Sunday, October 07, 2007

The Girls of Saigon

Thumbing thru an old Gourmet Magazine today and ran across an article by David Halberstam titled, "The Boys of Saigon." It was about war correspondents eating and bonding in Saigon during the days of the Vietnam War. All guys, of course. I did a little Googling and found a masters thesis on female war correspondents in Vietnam. Obviously an exotic enough subjuct for a thesis. No Martha Gelhorns. This got me into a subject I think about a lot, which is the different experiences in this world that both men and women bring to writing. Men can write about war, and guy adventures, fights, whoring, hunting, all kinds of life and death stuff involving knives and explosives and danger, and women write about what? Having babies, cooking, cleaning, relationships, caring for elderly parents? The guys get all the exciting stuff and we're left to write the "cozies."

I like it not so. This is one of the things that one can do absolutely nothing about except grouse and whine. Things are a little different now. Girls even get to do athletics. In "my day" there were intramural sports and the GAA, the Girls Athletic Association, which would have meant social death in my high school. I guess on some level it's like being an ex-slave--nothing anyone can ever do to make it up to you.
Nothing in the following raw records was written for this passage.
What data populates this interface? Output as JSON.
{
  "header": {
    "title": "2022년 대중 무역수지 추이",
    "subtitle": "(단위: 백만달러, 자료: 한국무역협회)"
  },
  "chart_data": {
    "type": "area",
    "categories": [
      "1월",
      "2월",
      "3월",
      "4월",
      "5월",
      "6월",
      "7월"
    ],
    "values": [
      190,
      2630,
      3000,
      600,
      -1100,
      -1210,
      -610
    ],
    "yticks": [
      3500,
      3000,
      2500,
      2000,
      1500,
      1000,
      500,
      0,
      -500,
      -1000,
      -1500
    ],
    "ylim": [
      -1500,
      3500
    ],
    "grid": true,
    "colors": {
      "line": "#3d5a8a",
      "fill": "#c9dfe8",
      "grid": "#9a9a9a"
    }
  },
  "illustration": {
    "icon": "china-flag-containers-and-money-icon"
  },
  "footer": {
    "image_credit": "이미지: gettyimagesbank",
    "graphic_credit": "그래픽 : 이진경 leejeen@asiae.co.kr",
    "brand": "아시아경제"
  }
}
Won't happen. The nose must forever stay pressed against the window. Now missing out on violence is, of course, a mixed blessing and one that many men would undoubtedly opt for, and God knows there is more than enough violence against women, but that does nothing to balance the equations.
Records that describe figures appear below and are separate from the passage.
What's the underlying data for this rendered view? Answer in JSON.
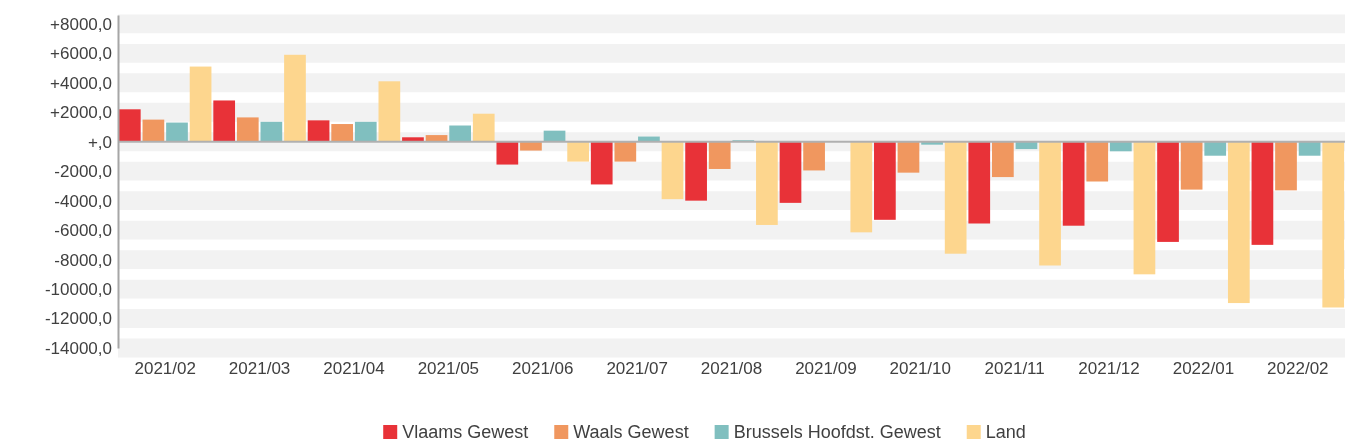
{
  "chart_data": {
    "type": "bar",
    "categories": [
      "2021/02",
      "2021/03",
      "2021/04",
      "2021/05",
      "2021/06",
      "2021/07",
      "2021/08",
      "2021/09",
      "2021/10",
      "2021/11",
      "2021/12",
      "2022/01",
      "2022/02"
    ],
    "series": [
      {
        "name": "Vlaams Gewest",
        "color": "#e83238",
        "values": [
          2200,
          2800,
          1450,
          300,
          -1550,
          -2900,
          -4000,
          -4150,
          -5300,
          -5550,
          -5700,
          -6800,
          -7000
        ]
      },
      {
        "name": "Waals Gewest",
        "color": "#f0975f",
        "values": [
          1500,
          1650,
          1200,
          450,
          -600,
          -1350,
          -1850,
          -1950,
          -2100,
          -2400,
          -2700,
          -3250,
          -3300
        ]
      },
      {
        "name": "Brussels Hoofdst. Gewest",
        "color": "#80bfbf",
        "values": [
          1300,
          1350,
          1350,
          1100,
          750,
          350,
          100,
          0,
          -200,
          -500,
          -650,
          -950,
          -950
        ]
      },
      {
        "name": "Land",
        "color": "#fdd68e",
        "values": [
          5100,
          5900,
          4100,
          1900,
          -1350,
          -3900,
          -5650,
          -6150,
          -7600,
          -8400,
          -9000,
          -10950,
          -11250
        ]
      }
    ],
    "ylim": [
      -14000,
      8600
    ],
    "yticks": [
      {
        "value": -14000,
        "label": "-14000,0"
      },
      {
        "value": -12000,
        "label": "-12000,0"
      },
      {
        "value": -10000,
        "label": "-10000,0"
      },
      {
        "value": -8000,
        "label": "-8000,0"
      },
      {
        "value": -6000,
        "label": "-6000,0"
      },
      {
        "value": -4000,
        "label": "-4000,0"
      },
      {
        "value": -2000,
        "label": "-2000,0"
      },
      {
        "value": 0,
        "label": "+,0"
      },
      {
        "value": 2000,
        "label": "+2000,0"
      },
      {
        "value": 4000,
        "label": "+4000,0"
      },
      {
        "value": 6000,
        "label": "+6000,0"
      },
      {
        "value": 8000,
        "label": "+8000,0"
      }
    ],
    "grid": true,
    "legend": "bottom"
  }
}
The title of the Halberstam article was "The Boys of Saigon," and they had an intense but interesting and fruitful time and I doubt if any one them would change places to have endured childbirth and gone to secretarial school. In fact, "The Girls of Saigon" sounds like hookers or some oddball Playboy spread.

End of rant.

We had ribs, coleslaw and baked beans tonight, so the diet, as always starts tomorrow. The eating sounded good in Saigon, and the personal chef sounded even better.